Bottom of the 6th: Hank Bauer hits a 1-out single to get things started. After Yogi Berra flies out, McDougald bounces one up the middle for his second hit of the game. Woodling works a walk to load the bases for Mantle. With the count 3-2, Mantle fouls off a pair of pitches before Cone misses low to force in a run. Coney gets Bobby Brown to hit a comebacker to end the inning and avoid more damage. Score: 1951 3, 1998 0.

Top of the 7th: Chuck Knoblauch leads off by lining a shot down the left-field line for a double off Vic Raschi. After Chad Curtis looks at strike 3, Shane Spencer grounds out to second base, moving Knoblauch to third. Derek Jeter gets the '98 Yankees on the board with a single to left. A Scott Brosius grounder forces Jeter at second to end the inning. Score: 1951 3, 1998 1.

Bottom of the 8th: Cone, still in the game, hits McDougald with a pitch to put him at first. A groundout by Woodling and a deep fly by Mantle move him to third, and Brown singles to center for an insurance run. Score: 1951 4, 1998 1.

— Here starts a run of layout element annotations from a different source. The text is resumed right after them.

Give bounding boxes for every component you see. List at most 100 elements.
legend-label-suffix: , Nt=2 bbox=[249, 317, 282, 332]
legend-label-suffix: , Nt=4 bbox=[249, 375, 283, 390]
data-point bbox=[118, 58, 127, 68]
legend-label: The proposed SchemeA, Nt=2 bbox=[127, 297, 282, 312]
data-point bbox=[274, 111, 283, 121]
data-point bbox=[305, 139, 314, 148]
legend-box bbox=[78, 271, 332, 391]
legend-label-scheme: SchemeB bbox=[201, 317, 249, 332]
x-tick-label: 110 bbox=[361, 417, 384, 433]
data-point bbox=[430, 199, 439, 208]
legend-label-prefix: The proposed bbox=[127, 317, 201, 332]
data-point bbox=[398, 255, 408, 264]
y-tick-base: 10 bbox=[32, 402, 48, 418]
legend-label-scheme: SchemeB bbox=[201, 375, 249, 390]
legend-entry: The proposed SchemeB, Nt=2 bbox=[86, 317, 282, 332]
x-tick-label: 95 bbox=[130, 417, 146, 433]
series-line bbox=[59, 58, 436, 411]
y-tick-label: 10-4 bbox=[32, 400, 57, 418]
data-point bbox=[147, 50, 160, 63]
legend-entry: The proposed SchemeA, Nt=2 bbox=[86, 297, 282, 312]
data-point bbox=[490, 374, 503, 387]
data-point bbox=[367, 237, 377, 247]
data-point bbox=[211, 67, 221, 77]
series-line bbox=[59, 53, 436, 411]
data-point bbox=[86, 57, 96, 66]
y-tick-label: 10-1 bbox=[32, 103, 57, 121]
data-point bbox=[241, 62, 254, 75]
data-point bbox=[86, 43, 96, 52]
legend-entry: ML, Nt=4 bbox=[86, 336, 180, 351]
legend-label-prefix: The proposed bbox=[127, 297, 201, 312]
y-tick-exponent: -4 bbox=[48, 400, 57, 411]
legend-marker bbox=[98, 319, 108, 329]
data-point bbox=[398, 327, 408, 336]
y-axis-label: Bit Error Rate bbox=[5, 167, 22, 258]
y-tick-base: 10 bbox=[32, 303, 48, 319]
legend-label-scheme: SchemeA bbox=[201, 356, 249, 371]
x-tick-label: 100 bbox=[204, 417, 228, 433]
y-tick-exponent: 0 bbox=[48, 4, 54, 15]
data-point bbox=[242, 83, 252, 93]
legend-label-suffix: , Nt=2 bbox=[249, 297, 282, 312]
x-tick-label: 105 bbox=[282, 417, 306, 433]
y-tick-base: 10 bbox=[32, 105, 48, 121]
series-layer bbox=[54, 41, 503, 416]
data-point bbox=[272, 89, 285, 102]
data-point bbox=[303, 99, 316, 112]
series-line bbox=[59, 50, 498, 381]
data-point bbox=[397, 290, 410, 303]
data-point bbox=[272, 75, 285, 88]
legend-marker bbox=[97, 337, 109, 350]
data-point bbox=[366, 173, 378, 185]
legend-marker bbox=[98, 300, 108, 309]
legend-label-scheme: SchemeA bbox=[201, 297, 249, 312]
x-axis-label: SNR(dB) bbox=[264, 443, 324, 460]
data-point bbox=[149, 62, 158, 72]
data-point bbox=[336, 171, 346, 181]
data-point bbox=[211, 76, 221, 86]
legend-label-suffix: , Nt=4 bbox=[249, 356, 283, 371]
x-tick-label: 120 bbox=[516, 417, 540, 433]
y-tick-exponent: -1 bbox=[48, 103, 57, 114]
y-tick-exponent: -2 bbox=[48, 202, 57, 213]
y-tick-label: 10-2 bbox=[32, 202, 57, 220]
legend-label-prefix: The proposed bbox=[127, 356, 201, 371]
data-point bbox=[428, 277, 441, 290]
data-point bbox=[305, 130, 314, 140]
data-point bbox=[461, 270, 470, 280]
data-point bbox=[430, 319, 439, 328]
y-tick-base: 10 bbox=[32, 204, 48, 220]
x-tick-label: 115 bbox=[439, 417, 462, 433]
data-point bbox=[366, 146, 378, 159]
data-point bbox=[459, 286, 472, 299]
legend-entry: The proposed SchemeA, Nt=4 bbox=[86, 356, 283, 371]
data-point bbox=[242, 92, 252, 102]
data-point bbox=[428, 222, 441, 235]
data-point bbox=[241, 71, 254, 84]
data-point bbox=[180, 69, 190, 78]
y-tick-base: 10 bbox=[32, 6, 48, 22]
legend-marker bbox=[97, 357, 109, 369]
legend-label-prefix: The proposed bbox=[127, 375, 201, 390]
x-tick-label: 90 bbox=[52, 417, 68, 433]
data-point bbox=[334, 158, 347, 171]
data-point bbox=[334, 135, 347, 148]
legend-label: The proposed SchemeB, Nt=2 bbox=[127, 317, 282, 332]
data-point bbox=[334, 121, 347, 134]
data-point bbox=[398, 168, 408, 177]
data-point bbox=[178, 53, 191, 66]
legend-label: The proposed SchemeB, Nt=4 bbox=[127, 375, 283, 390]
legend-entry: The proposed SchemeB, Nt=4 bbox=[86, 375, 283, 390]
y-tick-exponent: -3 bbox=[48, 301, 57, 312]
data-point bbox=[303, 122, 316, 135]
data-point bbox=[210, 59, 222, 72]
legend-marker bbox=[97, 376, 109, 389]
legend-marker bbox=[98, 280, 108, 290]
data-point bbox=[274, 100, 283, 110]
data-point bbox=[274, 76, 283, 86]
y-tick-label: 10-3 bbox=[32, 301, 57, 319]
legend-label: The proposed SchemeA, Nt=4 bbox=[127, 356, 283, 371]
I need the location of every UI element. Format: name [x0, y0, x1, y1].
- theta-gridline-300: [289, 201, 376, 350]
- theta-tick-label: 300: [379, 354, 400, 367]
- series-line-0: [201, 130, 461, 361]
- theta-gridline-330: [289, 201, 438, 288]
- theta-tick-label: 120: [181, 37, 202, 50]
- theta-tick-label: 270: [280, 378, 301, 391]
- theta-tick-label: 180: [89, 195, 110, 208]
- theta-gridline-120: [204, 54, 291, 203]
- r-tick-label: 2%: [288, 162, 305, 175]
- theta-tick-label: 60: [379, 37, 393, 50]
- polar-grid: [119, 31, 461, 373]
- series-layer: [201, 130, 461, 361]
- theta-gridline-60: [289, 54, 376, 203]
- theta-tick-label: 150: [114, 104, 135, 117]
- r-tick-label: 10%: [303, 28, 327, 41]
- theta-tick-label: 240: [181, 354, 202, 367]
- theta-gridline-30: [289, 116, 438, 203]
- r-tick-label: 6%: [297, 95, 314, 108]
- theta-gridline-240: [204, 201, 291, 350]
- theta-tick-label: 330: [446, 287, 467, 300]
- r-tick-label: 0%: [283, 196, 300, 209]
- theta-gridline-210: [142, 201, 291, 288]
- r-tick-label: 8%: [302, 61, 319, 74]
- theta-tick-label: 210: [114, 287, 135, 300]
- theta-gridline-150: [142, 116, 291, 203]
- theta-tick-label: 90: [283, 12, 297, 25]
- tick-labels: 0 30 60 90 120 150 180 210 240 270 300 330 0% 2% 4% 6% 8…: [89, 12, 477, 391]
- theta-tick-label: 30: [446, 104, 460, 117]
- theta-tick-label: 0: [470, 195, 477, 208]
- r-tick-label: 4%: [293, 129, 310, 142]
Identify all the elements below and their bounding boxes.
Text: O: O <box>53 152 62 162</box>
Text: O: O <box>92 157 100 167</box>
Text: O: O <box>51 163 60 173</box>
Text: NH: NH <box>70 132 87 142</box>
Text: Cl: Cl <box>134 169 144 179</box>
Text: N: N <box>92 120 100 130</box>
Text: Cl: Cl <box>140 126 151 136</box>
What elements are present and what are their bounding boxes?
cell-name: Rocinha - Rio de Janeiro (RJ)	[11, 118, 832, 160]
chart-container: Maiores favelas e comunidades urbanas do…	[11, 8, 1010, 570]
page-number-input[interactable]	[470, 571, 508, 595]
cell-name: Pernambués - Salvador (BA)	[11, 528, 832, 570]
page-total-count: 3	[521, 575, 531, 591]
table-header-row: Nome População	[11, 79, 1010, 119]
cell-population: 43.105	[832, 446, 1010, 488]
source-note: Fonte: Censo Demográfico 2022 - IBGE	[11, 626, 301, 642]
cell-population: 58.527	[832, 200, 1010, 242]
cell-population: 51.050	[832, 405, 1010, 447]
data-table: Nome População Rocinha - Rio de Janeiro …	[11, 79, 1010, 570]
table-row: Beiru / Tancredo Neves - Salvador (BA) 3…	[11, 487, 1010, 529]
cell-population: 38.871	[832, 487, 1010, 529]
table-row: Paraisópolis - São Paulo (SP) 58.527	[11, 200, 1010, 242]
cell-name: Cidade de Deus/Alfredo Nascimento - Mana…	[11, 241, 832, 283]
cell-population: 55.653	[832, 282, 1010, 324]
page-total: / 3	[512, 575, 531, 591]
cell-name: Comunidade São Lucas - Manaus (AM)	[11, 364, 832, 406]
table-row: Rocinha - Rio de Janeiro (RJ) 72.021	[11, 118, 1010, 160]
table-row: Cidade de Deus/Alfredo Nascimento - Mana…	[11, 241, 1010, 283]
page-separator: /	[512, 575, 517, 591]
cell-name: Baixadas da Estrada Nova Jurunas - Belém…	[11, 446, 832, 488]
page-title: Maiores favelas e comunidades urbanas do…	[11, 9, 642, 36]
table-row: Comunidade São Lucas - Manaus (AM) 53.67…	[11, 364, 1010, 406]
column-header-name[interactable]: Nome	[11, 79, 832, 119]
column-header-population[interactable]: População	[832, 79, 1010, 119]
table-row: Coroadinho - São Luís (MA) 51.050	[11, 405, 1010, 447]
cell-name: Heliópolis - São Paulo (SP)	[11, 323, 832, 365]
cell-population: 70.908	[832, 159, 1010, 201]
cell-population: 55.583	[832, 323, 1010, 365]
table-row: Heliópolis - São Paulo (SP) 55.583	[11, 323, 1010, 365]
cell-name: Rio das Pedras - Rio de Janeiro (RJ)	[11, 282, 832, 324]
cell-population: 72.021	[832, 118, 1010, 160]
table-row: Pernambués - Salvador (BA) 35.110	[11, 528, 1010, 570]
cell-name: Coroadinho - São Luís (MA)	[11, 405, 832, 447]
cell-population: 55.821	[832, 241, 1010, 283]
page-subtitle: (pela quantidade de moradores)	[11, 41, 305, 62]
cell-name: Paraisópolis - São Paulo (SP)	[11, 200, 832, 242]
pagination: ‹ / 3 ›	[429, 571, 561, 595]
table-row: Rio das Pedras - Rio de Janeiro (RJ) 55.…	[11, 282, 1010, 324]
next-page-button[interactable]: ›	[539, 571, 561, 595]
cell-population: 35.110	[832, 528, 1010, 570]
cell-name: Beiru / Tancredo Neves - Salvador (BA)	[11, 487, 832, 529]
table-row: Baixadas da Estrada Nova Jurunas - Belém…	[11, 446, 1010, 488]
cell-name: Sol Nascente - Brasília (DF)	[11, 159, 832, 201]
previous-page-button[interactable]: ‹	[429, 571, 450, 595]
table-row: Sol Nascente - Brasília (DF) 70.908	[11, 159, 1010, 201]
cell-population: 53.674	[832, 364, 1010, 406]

Top of the 9th: Raschi is still in there, looking strong. Knoblauch hits a routine grounder to short, and Curtis strikes out for the third time in the game to put the '51 Yanks on the verge of the win. Spencer lines a double to the gap in right-center, though, to keep the '98 team alive and bring up Jeter. The captain hits a hard liner, but it's right at McDougald at third base for the final out. Raschi throws a complete game, scattering 8 hits and striking out 11. He's 8-0 in the tournament. 

FINAL SCORE: 1951 Yankees 4, 1998 Yankees 1

The 1998 Yankees have gone 7 games in their first three series in the tournament. Can they force another Game 7? We'll see tomorrow.

Game 6 pitching matchup: Andy Pettitte vs. Allie Reynolds.

The boxscore:



3 comments:

JM said...

You know we're dealing with vintage teams when both starters go the distance. That actually was possible in a time long ago and far away.

I'm rooting for '51. The fact that they're currently winning the series and can wrap it up with the next game says, I must admit, that the software Bern is using must be pretty amazing. Although I was stinging from the loss of the '27 team, this is getting verrry interesting.

When's the next game? Posted tomorrow?

Great idea, Bern, thanks for the work you're putting in to deliver on it.

HoraceClarke66 said...

So, DiMaggio back to the bench, despite his key, pinch-hit double.

Jeter bats fourth, delivers a key home run...and is back to batting first.

Why, this computer could set strategy for the Yankees today! (Hmm, maybe it IS setting strategy for the Yankees today!)

el duque said...

The computer must have been the original inspiration for Billy's "out-of-the-hat" lineup.